A large number of short telomeres
He was also found to have a mutation in the telomerase gene, the enzyme which stops telomeres from shortening each time a cell divides. Telomeres are structures protecting the end of chromosomes, and their length is a measure of cells' biological age: as a rule, the cells of older organisms have shorter telomeres, while short telomeres are also associated with diabetes and other disorders.
The mutation detected in the telomerase gene is linked to a grave condition known as aplastic anaemia. Snyder does not have it. But María Blasco, of the CNIO, and Mercedes Gallardo, who works in Blasco's lab and collaborates with LifeLength, have measured the length of his telomeres and found that he has more short telomeres than is normal for a man of his age.
The team also documented Snyder's transcriptome - the genes that are actually being read; the levels of over 6,000 proteins in his body; the tens of thousands of compounds derived from the metabolism; and the antibodies present.
These analyses were repeated on some fifteen occasions in the space of a year and a half, making over three billion measurements in all. An unsought bonus was the chance to observe how a viral infection showed up in the results.
Snyder, in effect, contracted two mild viral infections in the data-gathering period, which left their molecular signature in the analyses. Perhaps the most striking observation was that, during one such infection, his blood glucose levels began to approach those of a diabetes sufferer, whereas before they had been normal, despite his genetic risk.
Just the beginning
For CNIO Director Maria Blasco, "this study shows that diseases are a product of an individual's genetic profile as well as interaction with the environment. So far we know little about this correlation, while the use of human genome information to prevent and treat disease is still clearly in its infancy. But what we can see - the tip of the iceberg - is fascinating stuff."
Blasco and Gallardo concur that it would be premature to subject all patients to the battery of tests run on Snyder, although both believe "it will happen in the future. From birth, we will all know what risk we have for developing certain conditions and can take steps to prevent it."

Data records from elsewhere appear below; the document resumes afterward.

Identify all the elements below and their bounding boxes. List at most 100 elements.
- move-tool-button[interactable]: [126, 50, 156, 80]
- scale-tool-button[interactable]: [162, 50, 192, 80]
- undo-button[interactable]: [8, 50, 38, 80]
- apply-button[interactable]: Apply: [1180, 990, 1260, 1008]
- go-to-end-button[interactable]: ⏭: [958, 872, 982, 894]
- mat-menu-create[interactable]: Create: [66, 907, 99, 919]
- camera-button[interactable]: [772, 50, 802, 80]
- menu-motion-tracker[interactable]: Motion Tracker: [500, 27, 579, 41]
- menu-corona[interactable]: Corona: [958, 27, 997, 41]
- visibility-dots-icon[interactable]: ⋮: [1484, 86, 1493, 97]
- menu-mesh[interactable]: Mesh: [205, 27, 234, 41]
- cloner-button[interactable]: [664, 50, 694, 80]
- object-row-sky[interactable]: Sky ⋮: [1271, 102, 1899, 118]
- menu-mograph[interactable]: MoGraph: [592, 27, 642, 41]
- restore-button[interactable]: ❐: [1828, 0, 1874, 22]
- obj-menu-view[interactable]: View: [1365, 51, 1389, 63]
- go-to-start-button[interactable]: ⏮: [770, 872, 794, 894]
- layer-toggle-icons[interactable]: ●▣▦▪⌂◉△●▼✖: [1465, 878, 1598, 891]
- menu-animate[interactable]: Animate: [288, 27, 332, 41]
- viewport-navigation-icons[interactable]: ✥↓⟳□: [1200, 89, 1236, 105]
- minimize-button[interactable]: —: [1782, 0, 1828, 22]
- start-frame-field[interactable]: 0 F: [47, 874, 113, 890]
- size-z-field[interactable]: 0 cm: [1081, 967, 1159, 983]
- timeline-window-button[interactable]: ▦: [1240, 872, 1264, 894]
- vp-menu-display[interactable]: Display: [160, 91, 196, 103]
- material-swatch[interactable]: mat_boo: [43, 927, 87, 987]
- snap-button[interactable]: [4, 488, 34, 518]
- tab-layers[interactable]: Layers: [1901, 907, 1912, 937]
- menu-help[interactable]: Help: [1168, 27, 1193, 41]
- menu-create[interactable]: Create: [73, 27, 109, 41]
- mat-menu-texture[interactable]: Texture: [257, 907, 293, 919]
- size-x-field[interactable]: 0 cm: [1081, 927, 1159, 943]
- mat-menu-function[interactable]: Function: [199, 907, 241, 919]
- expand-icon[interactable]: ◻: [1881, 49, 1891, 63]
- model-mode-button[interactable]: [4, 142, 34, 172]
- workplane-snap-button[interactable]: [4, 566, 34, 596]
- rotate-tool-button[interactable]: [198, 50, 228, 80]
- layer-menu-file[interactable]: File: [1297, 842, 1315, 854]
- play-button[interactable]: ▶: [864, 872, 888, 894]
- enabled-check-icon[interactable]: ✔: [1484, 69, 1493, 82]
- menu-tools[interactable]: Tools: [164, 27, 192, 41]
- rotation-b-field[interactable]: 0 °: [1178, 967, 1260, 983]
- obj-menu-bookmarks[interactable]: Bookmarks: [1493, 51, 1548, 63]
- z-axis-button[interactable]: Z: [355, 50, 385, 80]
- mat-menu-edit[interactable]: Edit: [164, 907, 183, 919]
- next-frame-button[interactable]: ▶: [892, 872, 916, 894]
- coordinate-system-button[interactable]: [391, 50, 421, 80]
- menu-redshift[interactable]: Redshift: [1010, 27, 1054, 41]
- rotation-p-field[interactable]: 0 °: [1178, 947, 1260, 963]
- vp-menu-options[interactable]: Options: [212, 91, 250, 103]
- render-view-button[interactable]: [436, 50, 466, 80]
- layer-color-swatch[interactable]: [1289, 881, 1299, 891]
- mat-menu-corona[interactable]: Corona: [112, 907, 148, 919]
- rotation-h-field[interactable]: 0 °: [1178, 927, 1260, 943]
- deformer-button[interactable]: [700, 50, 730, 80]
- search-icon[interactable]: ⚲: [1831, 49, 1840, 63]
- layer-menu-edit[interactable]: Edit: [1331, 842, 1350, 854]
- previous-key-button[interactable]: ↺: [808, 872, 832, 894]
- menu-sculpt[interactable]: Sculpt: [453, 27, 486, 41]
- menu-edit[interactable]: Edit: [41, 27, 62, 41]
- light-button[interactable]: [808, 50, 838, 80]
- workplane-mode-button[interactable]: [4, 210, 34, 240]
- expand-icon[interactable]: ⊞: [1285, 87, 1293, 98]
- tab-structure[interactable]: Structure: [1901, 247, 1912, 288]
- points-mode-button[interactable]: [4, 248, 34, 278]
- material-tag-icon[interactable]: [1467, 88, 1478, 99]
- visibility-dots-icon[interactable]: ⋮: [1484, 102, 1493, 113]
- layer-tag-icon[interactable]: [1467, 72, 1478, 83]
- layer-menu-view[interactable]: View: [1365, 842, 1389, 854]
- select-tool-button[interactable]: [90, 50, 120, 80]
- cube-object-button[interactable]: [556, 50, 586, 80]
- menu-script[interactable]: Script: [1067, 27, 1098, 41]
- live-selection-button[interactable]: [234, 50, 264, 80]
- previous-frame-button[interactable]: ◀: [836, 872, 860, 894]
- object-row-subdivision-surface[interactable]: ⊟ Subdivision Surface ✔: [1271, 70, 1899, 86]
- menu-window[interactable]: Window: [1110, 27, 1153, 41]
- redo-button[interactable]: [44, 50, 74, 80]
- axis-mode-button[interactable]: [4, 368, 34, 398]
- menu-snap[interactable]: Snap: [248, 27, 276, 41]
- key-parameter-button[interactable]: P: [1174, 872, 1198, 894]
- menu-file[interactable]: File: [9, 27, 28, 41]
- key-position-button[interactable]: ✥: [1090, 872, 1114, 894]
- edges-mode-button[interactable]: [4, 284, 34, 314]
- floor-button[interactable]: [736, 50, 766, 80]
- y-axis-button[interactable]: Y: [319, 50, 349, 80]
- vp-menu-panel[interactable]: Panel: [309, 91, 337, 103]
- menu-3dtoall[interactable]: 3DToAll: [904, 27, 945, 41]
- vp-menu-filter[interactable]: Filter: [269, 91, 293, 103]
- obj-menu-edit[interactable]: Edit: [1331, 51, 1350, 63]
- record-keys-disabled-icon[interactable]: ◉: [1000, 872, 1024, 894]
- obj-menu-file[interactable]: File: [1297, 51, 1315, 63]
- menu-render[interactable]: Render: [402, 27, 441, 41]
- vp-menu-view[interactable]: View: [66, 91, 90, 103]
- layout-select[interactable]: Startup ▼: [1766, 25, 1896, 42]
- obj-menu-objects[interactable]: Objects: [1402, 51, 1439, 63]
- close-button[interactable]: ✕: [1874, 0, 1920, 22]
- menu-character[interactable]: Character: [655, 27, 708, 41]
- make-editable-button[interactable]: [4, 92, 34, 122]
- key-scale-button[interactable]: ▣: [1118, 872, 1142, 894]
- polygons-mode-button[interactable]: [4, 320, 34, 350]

"In the long run, these tests will pay for themselves, because they will allow us to select a treatment for each patient that is truly effective and has fewer side effects," Gallardo adds. That is the goal of personalised medicine.
Snyder himself has no regrets: "It is great to have all this information [about oneself]. My eating habits are now completely different, and I ride my bike twice as much as before", he concludes.